Expression of deubiquitinases and protein–protein interaction in skeletal muscle. (A and B) Representative immunoblots and densitometric quantification of USP8, USP13, USP15, USP30, USP33 and HSC70 (loading control) relative to healthy weight group (n = 14 per group). (C–E) Protein–protein interaction between USP13, USP 15 and USP30 with Parkin (n = 4 per group). Healthy weight (HW), overweight/obesity (Ow/Ob) and overweight/obesity with type 2 diabetes (T2D).
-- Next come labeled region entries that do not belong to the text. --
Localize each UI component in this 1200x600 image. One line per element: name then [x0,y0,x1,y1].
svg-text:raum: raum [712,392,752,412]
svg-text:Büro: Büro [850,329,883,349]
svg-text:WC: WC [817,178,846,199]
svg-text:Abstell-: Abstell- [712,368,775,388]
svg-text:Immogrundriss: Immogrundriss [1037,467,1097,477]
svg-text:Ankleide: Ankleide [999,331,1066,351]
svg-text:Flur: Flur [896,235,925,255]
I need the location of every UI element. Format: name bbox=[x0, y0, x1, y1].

Data are shown as the mean ± SEM. * indicates p < 0.05; ** p < 0.01; *** p < 0.001; **** p < 0.0001 for between‐group comparison.

FIGURE 7

Overexpression of deubiquitinases USP15/30 blunts Ub/Parkin phosphorylation and insulin sensitivity in C2C12 myoblasts. (A–C) Representative immunoblots and densitometric quantification of phosphorylated and total DRP1, ubiquitin phosphorylated, phosphorylated and total Parkin, FLAG and HSC70 (loading control) relative to empty vector (mock) (n = 4 biological replicates per group). (A and D) Representative immunoblots and densitometric quantification of phosphorylated and total Akt, phosphorylated and total AS160, FLAG and β‐actin (loading control) ± 30 min of insulin stimulation relative to vehicle (N = 4 biological replicates per group). (E) Representative confocal micrographs of C2C12 myoblasts stained with MitoTracker deep red and Hoechst (n = 3 biological replicates per group). (F) Relationship between skeletal muscle USP15 and USP30 expression and M/I_150–180. Data are shown as the mean ± SEM. * indicates p < 0.05; ** p < 0.01; *** p < 0.001; **** p < 0.0001 for between‐group comparison.